Her ambition had been to become a doctor. She went into acting to help support her family after her father died. The impulse to cut her hair off, like Jo in Little Women, came from that core need to be herself, independent and strong, and break the image of Mia as Allison, the gentle romantic little girl from Peyton Place. And she did.
After my first season on Peyton Place, I was nominated for an Emmy. Entering the banquet hall, I was terrified a hand from the FBI would touch my shoulder, turn me in.
False identification, posing as a what? I remember walking across my first red carpet, wearing my first formal dress since high school, heart pounding with fear of being exposed: “This woman is an imposter; the real Lee Grant is un-American, blah, blah, blah.”
As I was standing backstage shaking, Frank Sinatra walked over to me. He was there with Mia. His eyes were a steady blue. He took my ice-cold hand in his warm one. He knew. Everything. And was on my side, and was saying Cool it without a word.
I’m so astonished these moments are still inside of me.
And I won. I won. From three nights a week Peyton Place could have gone to five. The line between the audience and the characters on the show was so fine. My character’s father died on a Friday. Saturday afternoon I drove into Santa Monica to buy shoes. I was trying them on when the clerk who was waiting on a lady nearby crept over to me.
“Excuse me,” he said. “That lady wants to know, isn’t today your father’s funeral?”
“Tell her,” I said, “that’s why I’m buying the shoes. I’m going to the cemetery right after I leave here.”
The lady, the clerk, and I nodded conspiratorially at one another and I left.
All those smart Hollywood people who knew all about me never spoke about it, but opened up homes, hearts, work, till Shampoo pushed me over the top. After three Oscar nominations I took home the gold and another nomination to follow. Twelve good years, following the twelve bad ones.
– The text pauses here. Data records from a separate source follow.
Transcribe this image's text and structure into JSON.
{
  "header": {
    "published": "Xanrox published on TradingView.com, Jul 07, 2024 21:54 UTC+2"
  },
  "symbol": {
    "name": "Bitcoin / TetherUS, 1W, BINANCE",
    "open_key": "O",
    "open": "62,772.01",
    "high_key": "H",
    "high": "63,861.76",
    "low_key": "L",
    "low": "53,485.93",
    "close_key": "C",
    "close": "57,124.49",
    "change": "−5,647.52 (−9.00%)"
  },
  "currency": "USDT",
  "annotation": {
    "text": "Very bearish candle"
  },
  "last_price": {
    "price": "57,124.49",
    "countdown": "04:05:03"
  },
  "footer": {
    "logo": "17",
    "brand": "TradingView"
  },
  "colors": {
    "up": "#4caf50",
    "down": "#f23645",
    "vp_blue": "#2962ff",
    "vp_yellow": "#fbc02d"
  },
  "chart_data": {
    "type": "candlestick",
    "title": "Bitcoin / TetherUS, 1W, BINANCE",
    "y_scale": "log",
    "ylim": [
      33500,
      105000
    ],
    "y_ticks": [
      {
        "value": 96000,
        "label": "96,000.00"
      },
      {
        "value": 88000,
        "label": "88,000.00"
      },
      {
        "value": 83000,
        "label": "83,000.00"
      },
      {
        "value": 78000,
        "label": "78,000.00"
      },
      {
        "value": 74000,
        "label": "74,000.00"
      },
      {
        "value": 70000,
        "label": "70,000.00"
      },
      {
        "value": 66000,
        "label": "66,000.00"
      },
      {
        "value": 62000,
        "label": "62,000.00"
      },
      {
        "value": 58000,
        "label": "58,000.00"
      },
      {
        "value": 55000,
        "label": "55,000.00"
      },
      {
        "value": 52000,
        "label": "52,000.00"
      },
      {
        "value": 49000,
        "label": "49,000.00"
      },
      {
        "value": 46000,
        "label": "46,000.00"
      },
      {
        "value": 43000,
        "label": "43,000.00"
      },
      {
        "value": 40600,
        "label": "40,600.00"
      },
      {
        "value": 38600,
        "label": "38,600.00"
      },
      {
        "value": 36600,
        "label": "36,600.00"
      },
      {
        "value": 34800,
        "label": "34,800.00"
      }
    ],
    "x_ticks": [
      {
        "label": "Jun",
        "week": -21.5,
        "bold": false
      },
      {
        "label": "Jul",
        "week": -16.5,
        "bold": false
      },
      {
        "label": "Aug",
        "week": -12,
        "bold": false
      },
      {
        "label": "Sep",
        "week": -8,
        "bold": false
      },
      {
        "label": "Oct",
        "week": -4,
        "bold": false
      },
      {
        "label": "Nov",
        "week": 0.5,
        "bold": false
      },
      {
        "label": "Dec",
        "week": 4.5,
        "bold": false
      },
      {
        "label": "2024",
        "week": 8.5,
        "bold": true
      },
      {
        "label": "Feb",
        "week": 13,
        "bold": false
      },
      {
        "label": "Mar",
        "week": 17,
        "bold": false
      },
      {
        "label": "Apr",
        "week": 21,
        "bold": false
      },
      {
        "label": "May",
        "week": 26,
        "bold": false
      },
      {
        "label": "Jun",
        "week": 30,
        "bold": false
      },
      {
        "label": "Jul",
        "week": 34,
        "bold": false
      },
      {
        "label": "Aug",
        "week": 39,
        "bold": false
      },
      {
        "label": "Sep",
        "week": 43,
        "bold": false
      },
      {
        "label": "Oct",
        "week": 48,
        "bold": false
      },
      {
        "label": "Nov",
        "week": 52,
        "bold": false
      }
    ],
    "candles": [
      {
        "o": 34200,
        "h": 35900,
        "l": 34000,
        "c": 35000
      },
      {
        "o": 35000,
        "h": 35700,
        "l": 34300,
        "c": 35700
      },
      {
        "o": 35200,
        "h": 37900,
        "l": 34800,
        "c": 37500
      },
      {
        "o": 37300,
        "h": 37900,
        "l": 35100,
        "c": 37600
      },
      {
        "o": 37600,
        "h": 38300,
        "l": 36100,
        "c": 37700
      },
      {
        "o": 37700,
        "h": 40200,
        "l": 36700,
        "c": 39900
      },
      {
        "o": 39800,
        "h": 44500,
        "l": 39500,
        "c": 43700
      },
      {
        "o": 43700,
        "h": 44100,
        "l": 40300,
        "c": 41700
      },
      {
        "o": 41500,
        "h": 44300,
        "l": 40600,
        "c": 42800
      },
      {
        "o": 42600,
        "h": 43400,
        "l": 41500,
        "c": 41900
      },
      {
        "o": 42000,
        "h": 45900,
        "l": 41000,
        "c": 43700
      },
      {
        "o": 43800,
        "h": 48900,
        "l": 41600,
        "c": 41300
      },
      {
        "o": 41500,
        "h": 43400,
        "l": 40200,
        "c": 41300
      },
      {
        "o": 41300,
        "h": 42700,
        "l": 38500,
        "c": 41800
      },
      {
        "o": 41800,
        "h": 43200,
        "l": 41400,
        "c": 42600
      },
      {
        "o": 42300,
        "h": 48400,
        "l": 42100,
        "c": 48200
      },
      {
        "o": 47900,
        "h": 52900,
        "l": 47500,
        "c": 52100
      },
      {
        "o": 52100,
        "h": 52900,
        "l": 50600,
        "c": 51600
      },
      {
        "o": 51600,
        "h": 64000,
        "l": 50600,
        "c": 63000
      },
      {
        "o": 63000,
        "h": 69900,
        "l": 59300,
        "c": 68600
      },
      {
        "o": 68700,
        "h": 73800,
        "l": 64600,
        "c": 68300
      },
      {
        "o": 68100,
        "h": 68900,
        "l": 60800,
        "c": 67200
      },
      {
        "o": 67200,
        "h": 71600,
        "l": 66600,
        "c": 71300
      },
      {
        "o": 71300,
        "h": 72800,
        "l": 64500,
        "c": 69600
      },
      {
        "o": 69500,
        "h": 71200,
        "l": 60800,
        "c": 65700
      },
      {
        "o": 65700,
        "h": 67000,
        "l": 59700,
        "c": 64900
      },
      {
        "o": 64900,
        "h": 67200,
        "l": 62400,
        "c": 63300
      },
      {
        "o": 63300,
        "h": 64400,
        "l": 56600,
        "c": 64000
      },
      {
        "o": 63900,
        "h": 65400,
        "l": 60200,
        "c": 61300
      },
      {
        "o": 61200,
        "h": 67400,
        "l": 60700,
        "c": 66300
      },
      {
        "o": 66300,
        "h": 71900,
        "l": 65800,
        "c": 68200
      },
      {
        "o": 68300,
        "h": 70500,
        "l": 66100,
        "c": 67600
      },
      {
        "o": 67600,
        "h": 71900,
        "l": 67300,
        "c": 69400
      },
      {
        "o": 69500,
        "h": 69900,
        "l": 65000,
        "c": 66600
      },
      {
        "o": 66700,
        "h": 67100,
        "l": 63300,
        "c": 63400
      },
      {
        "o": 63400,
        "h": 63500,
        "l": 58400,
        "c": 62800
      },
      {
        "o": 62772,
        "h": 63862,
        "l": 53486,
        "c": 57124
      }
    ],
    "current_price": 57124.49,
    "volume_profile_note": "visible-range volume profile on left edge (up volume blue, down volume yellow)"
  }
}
Even so, I was becoming my own worst enemy as an actor, traumatized onstage and fixated on staying young so I could keep working in film.
A woman of a certain age does not play in movies or TV; we’re kicked to the side or out. And I was a woman of a certain age, terrified I’d be found out and unemployed again. Not by HUAC, but by plain old Hollywood standards for women on-screen. Plain old reality, too old.
Driving my Bentley down the Pacific Coast Highway, I heard on the radio: “. . . and today is the birthday of blah, blah, and Lee Grant.” I pulled over, breathing hard. They could find out my age! I drove home and told Joey. As a birthday gift that year, Joey called my publicist, Dale Olsen, and arranged to have my name and birth date removed from the celebrity birthday roster.